Шаг 6. Аналитики и команда
Хотя многие инструменты помогают подразделениям SOC быстрее реагировать и обеспечивать лучшую видимость, люди по-прежнему являются наиболее важной частью SOC. Автоматизация повторяющихся задач не снижает значимости специалистов-аналитиков. Однако мотивировать сотрудников SOC достаточно сложно. Рабочие задачи специалистов нижнего уровня рутинны, что может привести к высокой текучке кадров, если отсутствуют перспективы карьерного роста. Квалифицированный аналитик SOC должен иметь обширные теоретические и практические знания об общей ИТ-инфраструктуре, включая сетевые устройства, устройства безопасности, протоколы, серверы и распространенные операционные системы. Кроме того, аналитики должны знать механику систем управления и обработки событий и тактики, техники и процедуры противников (TTP). Этим навыкам можно научиться в том числе с помощью тестирования на проникновение и редтиминга.
Центр киберустойчивости группы компаний Angara
Поскольку угрозы становятся все более изощренными и могут за короткое время перерасти в крупномасштабные инциденты, киберзащита должна поддерживаться на всех стадиях рабочего процесса и строиться по многоуровневому принципу. Это обязывает подразделения SOC стать более гибкими и активными. В то же время они борются с огромными объемами данных и неуправляемыми рабочими нагрузками. Переход к более оперативной защите требует изменений в технологиях и процессах подразделения SOC.
При создании SOC организация уже должна иметь зрелую политику безопасности, которую она выполняет. SOC способен только дополнять программу безопасности, но не заменять ее.
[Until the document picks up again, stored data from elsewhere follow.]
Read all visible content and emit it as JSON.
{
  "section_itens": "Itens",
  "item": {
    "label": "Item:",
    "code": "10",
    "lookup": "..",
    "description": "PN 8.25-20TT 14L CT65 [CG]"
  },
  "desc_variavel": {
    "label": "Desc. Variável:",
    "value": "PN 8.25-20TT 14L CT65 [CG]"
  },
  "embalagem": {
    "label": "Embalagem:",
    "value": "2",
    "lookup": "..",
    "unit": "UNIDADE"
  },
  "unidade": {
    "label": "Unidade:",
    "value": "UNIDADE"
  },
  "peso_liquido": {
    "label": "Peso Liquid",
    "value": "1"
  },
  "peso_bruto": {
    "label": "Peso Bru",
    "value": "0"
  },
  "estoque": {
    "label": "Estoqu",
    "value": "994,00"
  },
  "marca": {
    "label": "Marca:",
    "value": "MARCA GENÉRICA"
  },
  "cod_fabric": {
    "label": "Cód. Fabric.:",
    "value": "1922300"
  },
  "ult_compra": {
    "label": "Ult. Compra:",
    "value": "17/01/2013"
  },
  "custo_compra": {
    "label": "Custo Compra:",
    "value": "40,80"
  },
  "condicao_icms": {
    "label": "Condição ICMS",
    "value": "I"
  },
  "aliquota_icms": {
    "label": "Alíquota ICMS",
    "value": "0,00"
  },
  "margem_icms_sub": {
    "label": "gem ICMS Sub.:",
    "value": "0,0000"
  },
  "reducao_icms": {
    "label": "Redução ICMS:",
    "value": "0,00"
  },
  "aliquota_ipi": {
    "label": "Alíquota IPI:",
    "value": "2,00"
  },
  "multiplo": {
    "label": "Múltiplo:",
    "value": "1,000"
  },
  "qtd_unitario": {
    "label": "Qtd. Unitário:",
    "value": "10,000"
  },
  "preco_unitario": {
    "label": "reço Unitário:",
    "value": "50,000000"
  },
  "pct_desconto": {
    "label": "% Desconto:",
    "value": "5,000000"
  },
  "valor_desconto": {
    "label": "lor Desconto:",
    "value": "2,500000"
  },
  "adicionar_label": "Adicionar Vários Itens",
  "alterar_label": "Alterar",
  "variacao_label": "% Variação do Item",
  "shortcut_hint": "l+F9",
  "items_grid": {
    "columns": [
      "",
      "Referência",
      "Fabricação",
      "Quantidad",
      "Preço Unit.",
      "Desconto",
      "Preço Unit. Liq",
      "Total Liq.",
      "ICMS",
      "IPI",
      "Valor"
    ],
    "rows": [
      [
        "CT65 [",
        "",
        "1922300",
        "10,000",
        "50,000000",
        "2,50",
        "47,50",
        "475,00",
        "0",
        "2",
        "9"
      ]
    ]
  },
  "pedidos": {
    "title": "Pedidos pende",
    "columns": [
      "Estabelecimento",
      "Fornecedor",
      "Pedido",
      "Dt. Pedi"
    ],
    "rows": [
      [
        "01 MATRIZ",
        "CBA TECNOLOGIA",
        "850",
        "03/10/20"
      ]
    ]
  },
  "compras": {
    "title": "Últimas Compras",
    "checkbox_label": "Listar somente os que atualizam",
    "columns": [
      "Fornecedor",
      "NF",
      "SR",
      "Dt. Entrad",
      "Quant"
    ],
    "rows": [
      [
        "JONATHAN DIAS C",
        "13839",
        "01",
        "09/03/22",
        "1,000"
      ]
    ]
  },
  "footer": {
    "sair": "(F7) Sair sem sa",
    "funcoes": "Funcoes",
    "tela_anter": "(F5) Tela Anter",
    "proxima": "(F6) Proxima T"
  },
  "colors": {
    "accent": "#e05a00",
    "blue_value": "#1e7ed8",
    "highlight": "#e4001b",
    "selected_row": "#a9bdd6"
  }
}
Подразделения SOC зависят от существующих технологий защиты для блокирования обычных угроз и сбора данных с целью дальнейшего анализа.
Для повышения эффективности своей работы подразделения SOC должны использовать новые технологии, прежде всего с целью минимизации количества повторяющихся событий, которые необходимо анализировать вручную, увеличения качества их анализа и скорости реагирования на инциденты.
Так, на сегодняшний день Центр киберустойчивости группы компаний Angara включает следующие практики:
-
коммерческий SOC, являющийся центром ГосСОПКА класса А;
-
автоматизация процессов ИБ в части организации мониторинга событий (SIEM/SEM);
-
обогащение процессов ИБ сторонней аналитикой (TI(P) & Security Feeds);
-
мониторинг и управление инцидентами ИБ (SIEM/IR(P)) [On-Premise & Outsource];
-
автоматизация управления и реагирования на инциденты ИБ (IR(P)/SOAR) [On-Premise & Outsource];
-
визуализация и контроль метрик эффективности ИБ (Security Intelligence);
-
автоматизированная атрибуция угроз (Angara Crawler) [MITRE ATTACK®, SHIELD®, БДУ ФСТЭК];
-
защита бренда;
-
выездные расследования и форензика (DFIR);
-
аналитическое сопровождение по модели MSSP для Sandbox/EDR.
Некоторые средства реактивной защиты можно автоматизировать, но организация должна знать и осознавать свои риски в части ИБ и иметь качественную экспертизу. Возможно предоставление внешней экспертизы путем замещения функциональных ролей SecOps сотрудниками Центра киберустойчивости по различным моделям партнерского взаимодействия. У нас также есть опыт выполнения функций реагирования на подозрения на инциденты ИБ, которые направляет сторонний SOC.
Источник: «Информационная безопасность».